Building multilingual code embeddings, analogous to MUSE from Facebook Research for natural languages , would allow researchers to develop models that automatically scale across multiple languages. This would open up further avenues for research, such as developing sequence-to-sequence models for converting code from one programming language into a common higher dimensional concept space and translating the higher dimensional representations to another language of choice.
Research on continuous vector representations for code could be a first step towards achieving true semantic code clone detection across multiple languages.
A reflection on the current state of labelled datasets in SE (or the lack thereof) throws light on limited practicality of deep learning models for certain software engineering tasks.

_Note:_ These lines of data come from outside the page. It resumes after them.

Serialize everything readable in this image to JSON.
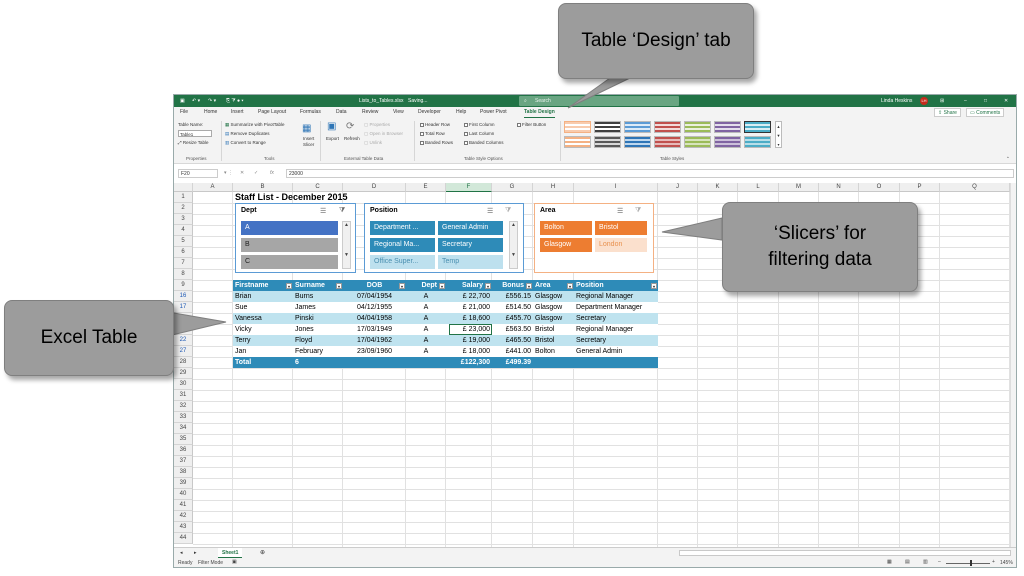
{
  "window": {
    "filename": "Lists_to_Tables.xlsx",
    "saving": "Saving...",
    "search_placeholder": "Search",
    "user_name": "Linda Heskins",
    "user_initials": "LH",
    "minimize": "–",
    "restore": "□",
    "close": "✕"
  },
  "ribbon_tabs": [
    "File",
    "Home",
    "Insert",
    "Page Layout",
    "Formulas",
    "Data",
    "Review",
    "View",
    "Developer",
    "Help",
    "Power Pivot",
    "Table Design"
  ],
  "share_label": "Share",
  "comments_label": "Comments",
  "ribbon": {
    "properties": {
      "table_name_label": "Table Name:",
      "table_name_value": "Table1",
      "resize_label": "Resize Table",
      "group": "Properties"
    },
    "tools": {
      "summarize": "Summarize with PivotTable",
      "remove_duplicates": "Remove Duplicates",
      "convert": "Convert to Range",
      "group": "Tools"
    },
    "insert_slicer": [
      "Insert",
      "Slicer"
    ],
    "external": {
      "export": "Export",
      "refresh": "Refresh",
      "properties": "Properties",
      "open_browser": "Open in Browser",
      "unlink": "Unlink",
      "group": "External Table Data"
    },
    "style_options": {
      "header_row": "Header Row",
      "total_row": "Total Row",
      "banded_rows": "Banded Rows",
      "first_column": "First Column",
      "last_column": "Last Column",
      "banded_columns": "Banded Columns",
      "filter_button": "Filter Button",
      "group": "Table Style Options"
    },
    "table_styles_group": "Table Styles"
  },
  "formula": {
    "name_box": "F20",
    "fx": "fx",
    "value": "23000"
  },
  "columns": [
    "A",
    "B",
    "C",
    "D",
    "E",
    "F",
    "G",
    "H",
    "I",
    "J",
    "K",
    "L",
    "M",
    "N",
    "O",
    "P",
    "Q"
  ],
  "rows": [
    "1",
    "2",
    "3",
    "4",
    "5",
    "6",
    "7",
    "8",
    "9",
    "16",
    "17",
    "20",
    "21",
    "22",
    "27",
    "28",
    "29",
    "30",
    "31",
    "32",
    "33",
    "34",
    "35",
    "36",
    "37",
    "38",
    "39",
    "40",
    "41",
    "42",
    "43",
    "44"
  ],
  "sheet_title": "Staff List - December 2015",
  "slicers": {
    "dept": {
      "title": "Dept",
      "items": [
        "A",
        "B",
        "C"
      ]
    },
    "position": {
      "title": "Position",
      "items": [
        "Department ...",
        "General Admin",
        "Regional Ma...",
        "Secretary",
        "Office Super...",
        "Temp"
      ]
    },
    "area": {
      "title": "Area",
      "items": [
        "Bolton",
        "Bristol",
        "Glasgow",
        "London"
      ]
    }
  },
  "table": {
    "headers": [
      "Firstname",
      "Surname",
      "DOB",
      "Dept",
      "Salary",
      "Bonus",
      "Area",
      "Position"
    ],
    "rows": [
      [
        "Brian",
        "Burns",
        "07/04/1954",
        "A",
        "£  22,700",
        "£556.15",
        "Glasgow",
        "Regional Manager"
      ],
      [
        "Sue",
        "James",
        "04/12/1955",
        "A",
        "£  21,000",
        "£514.50",
        "Glasgow",
        "Department Manager"
      ],
      [
        "Vanessa",
        "Pinski",
        "04/04/1958",
        "A",
        "£  18,600",
        "£455.70",
        "Glasgow",
        "Secretary"
      ],
      [
        "Vicky",
        "Jones",
        "17/03/1949",
        "A",
        "£  23,000",
        "£563.50",
        "Bristol",
        "Regional Manager"
      ],
      [
        "Terry",
        "Floyd",
        "17/04/1962",
        "A",
        "£  19,000",
        "£465.50",
        "Bristol",
        "Secretary"
      ],
      [
        "Jan",
        "February",
        "23/09/1960",
        "A",
        "£  18,000",
        "£441.00",
        "Bolton",
        "General Admin"
      ]
    ],
    "total": [
      "Total",
      "6",
      "",
      "",
      "£122,300",
      "£499.39",
      "",
      ""
    ]
  },
  "sheet_tab": "Sheet1",
  "status": {
    "ready": "Ready",
    "filter_mode": "Filter Mode",
    "zoom": "145%"
  },
  "callouts": {
    "design_tab": "Table ‘Design’ tab",
    "slicers": "‘Slicers’ for filtering data",
    "excel_table": "Excel Table"
  }
}
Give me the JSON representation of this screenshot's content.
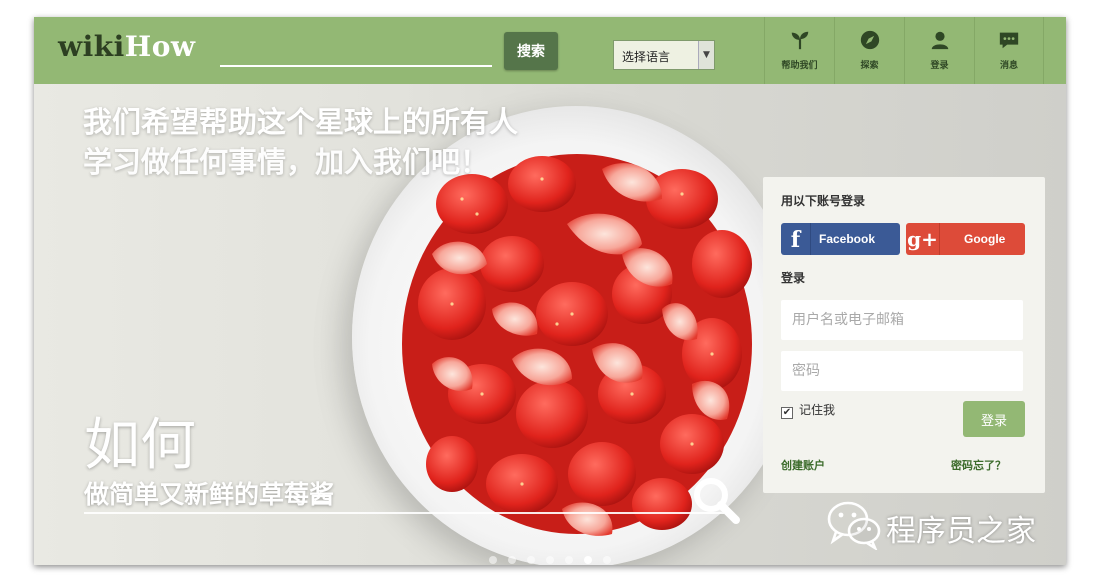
{
  "header": {
    "logo_wiki": "wiki",
    "logo_how": "How",
    "search_placeholder": "",
    "search_button": "搜索",
    "language_select": "选择语言",
    "nav": [
      {
        "label": "帮助我们",
        "icon": "sprout-icon"
      },
      {
        "label": "探索",
        "icon": "compass-icon"
      },
      {
        "label": "登录",
        "icon": "user-icon"
      },
      {
        "label": "消息",
        "icon": "chat-bubble-icon"
      }
    ]
  },
  "hero": {
    "tagline_line1": "我们希望帮助这个星球上的所有人",
    "tagline_line2": "学习做任何事情，加入我们吧！",
    "howto_title": "如何",
    "howto_subtitle": "做简单又新鲜的草莓酱",
    "slide_count": 7,
    "active_slide": 6
  },
  "login_panel": {
    "social_title": "用以下账号登录",
    "facebook_label": "Facebook",
    "google_label": "Google",
    "login_label": "登录",
    "username_placeholder": "用户名或电子邮箱",
    "password_placeholder": "密码",
    "remember_me": "记住我",
    "remember_checked": true,
    "login_button": "登录",
    "create_account": "创建账户",
    "forgot_password": "密码忘了？"
  },
  "watermark": {
    "text": "程序员之家"
  },
  "colors": {
    "header_green": "#93b874",
    "facebook_blue": "#3b5a96",
    "google_red": "#dd4b39"
  }
}
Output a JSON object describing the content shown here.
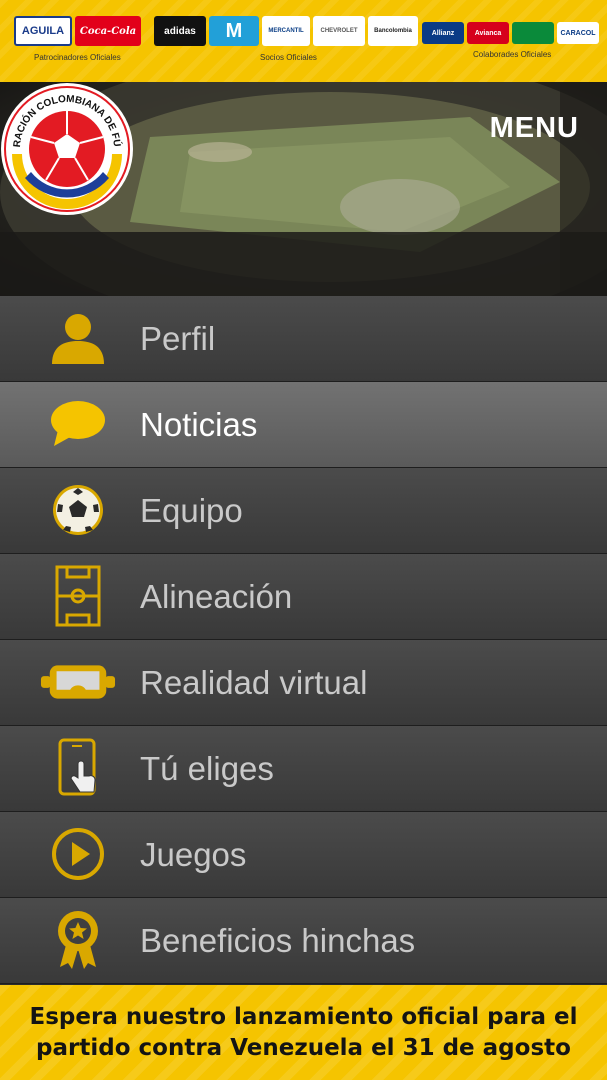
{
  "sponsors": {
    "patrocinadores_label": "Patrocinadores Oficiales",
    "socios_label": "Socios Oficiales",
    "colaboradores_label": "Colaborades Oficiales",
    "patrocinadores": [
      "AGUILA",
      "Coca-Cola"
    ],
    "socios": [
      "adidas",
      "M",
      "MERCANTIL",
      "CHEVROLET",
      "Bancolombia"
    ],
    "colaboradores": [
      "Allianz",
      "Avianca",
      "",
      "CARACOL"
    ]
  },
  "header": {
    "menu_label": "MENU",
    "crest_text": "FEDERACIÓN COLOMBIANA DE FÚTBOL"
  },
  "menu": {
    "items": [
      {
        "label": "Perfil",
        "icon": "user-icon"
      },
      {
        "label": "Noticias",
        "icon": "speech-bubble-icon",
        "active": true
      },
      {
        "label": "Equipo",
        "icon": "soccer-ball-icon"
      },
      {
        "label": "Alineación",
        "icon": "soccer-field-icon"
      },
      {
        "label": "Realidad virtual",
        "icon": "vr-headset-icon"
      },
      {
        "label": "Tú eliges",
        "icon": "phone-tap-icon"
      },
      {
        "label": "Juegos",
        "icon": "play-icon"
      },
      {
        "label": "Beneficios hinchas",
        "icon": "award-badge-icon"
      }
    ]
  },
  "banner": {
    "text": "Espera nuestro lanzamiento oficial para el partido contra Venezuela el 31 de agosto"
  },
  "colors": {
    "accent": "#f5c400",
    "icon_gold": "#d9a800",
    "menu_bg": "#404040",
    "menu_active_bg": "#676767"
  }
}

While creating larger ground-truth datasets would always be helpful, it might not be possible given the time and budget constraints in academia. The ongoing research on pre-trained code embeddings that don’t require a labelled dataset to train is a step in the right direction.
 Alon, Uri, et al. "code2vec: Learning Distributed Representations of Code." arXiv preprint arXiv:1803.09473(2018).
 Mikolov, Tomas, et al. "Efficient estimation of word representations in vector space." arXiv preprint arXiv:1301.3781 (2013).
 Conneau, Alexis, et al. "Word translation without parallel data." arXiv preprint arXiv:1710.04087 (2017).